Price Increases at Michael Kors and Inflation Hit Capri’s Q3 Earnings

Shares for Capri Holdings were down more than 25% on Wednesday morning after the company posted disappointing results in the third quarter, missed earnings expectations and cut its annual profit forecast.

The company, which owns Michael Kors, Jimmy Choo and Versace, reported total revenue in the third quarter of $1.51 billion, a decline of 6% from the same time last year. Net income in the period was $225 million, down from $322 million in the prior year.

More from Footwear News

Revenue fell across the company’s luxury brands this quarter. Michael Kors revenue fell 7.2% year-over-year to $1.1 billion, Jimmy Choo revenue fell 5.6% to $168 million, and Versace revenue fell 0.8% to $249 million.

On the company’s earnings call on Wednesday, John D. Idol, chairman and CEO of Capri Holdings, said that Capri’s performance in the third quarter was “more challenging than anticipated” and is “disappointed” with the results.

Idol added that the company’s performance was largely affected by disappointing wholesale performance, mainly in North America, which resulted in “expense deleverage and a lower operating margin.”

“The wholesale business for us was a profitable business and does not have a lot of fixed costs associated with it,” Idol said. “So, we’ll have to make some adjustments inside of our own operations, and we’re hard at work at that right now.”

As such, Idol told analysts on the call that the company is planning for the wholesale business to be down “quite significantly” in the fourth quarter and into the first quarter of next year.

Another pain point for Capri is the price increases it has taken at the Michael Kors brand. Prices are up, on average, close to 25% since the company started its price increases in 2019, Idol said. These increases have not settled well with Michael Kors’ customers lately as more of its demographic cut back spending due to inflation and recession fears in the quarter.

“I do think that the consumer was more cautious during the holiday season,” the CEO admitted. “We saw strong performance in our own stores through Black Friday. [But] we did not see the same rate in the North American wholesale channel, which has not kept up the pace of growth throughout the year.”

Despite the consumer worries, Idol said Capri will continue to elevate the Michael Kors brand and product, which he said is the “right strategy for the brand.”

As for what’s doing well in footwear, Idol mentioned that Versace continues to “gain authority” as a women’s luxury footwear brand. The company continues to build out its core offerings and has recently launched the Pinpoint collection, a new range of statement pumps characterized by a curved metal stiletto heel. Men’s and women’s sneakers also performed well, driven by our Trigreca, Greca and Odessa styles.

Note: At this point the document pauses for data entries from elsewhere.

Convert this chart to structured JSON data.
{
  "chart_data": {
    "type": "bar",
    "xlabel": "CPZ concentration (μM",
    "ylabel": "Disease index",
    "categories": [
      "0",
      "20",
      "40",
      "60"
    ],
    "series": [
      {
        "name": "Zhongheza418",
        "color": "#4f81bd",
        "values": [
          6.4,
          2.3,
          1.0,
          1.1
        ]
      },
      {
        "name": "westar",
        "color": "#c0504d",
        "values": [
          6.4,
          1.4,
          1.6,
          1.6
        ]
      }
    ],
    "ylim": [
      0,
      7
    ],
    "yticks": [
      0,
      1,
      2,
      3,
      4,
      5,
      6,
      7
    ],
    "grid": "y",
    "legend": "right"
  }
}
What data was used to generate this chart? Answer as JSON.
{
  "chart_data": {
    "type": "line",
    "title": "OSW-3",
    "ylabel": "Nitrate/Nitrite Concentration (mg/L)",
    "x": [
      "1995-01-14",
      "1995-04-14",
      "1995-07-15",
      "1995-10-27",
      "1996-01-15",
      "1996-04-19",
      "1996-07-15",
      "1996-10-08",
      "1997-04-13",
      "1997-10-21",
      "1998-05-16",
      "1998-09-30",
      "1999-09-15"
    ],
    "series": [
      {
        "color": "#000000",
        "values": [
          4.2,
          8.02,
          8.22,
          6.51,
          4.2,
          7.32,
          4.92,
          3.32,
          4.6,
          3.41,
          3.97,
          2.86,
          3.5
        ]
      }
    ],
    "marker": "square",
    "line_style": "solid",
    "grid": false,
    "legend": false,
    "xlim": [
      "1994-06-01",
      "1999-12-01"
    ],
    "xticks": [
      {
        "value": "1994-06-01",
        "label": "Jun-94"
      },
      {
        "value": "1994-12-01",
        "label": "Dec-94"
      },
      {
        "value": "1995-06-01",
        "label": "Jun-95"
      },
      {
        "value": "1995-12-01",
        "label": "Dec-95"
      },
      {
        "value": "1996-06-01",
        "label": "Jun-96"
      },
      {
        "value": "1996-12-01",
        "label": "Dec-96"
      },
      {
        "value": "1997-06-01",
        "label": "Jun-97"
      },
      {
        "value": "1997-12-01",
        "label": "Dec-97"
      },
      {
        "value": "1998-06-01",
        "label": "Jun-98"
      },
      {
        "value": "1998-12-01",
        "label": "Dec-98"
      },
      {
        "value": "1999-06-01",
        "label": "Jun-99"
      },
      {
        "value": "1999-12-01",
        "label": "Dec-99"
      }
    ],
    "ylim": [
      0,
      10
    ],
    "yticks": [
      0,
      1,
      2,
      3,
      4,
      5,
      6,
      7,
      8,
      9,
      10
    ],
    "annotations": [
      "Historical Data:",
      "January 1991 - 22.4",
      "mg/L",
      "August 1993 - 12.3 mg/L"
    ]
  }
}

At Jimmy Choo, women’s footwear sales grew, driven by dress footwear styles. Sneakers also performed well with positive consumer reaction to its new Diamond Maxi. And more Kors, the company said it continues to believe it can “significantly expand” Michael Kors footwear to drive incremental revenue. Footwear sales in the brand’s retail channel increased low double digits as it delivered new fashion styles featuring hardware branding elements and signature detailing.

Looking ahead to the fourth quarter, Idol added that the company expects continued momentum in its own retail channel, driven by each of its brands strategic initiatives. However, in the wholesale channel, Capri now anticipate an even greater sequential decline relative to the third quarter. As such, the company is further reducing shipments into this channel.

“We believe in the strength of our three luxury houses,” Idol said. “We believe that we have a very good plan for fiscal year ’24 on a go-forward basis. That will continue to embrace and support the strength of each of these three phenomenal brands, and we believe that we will return to the type of growth that we expect in the future.”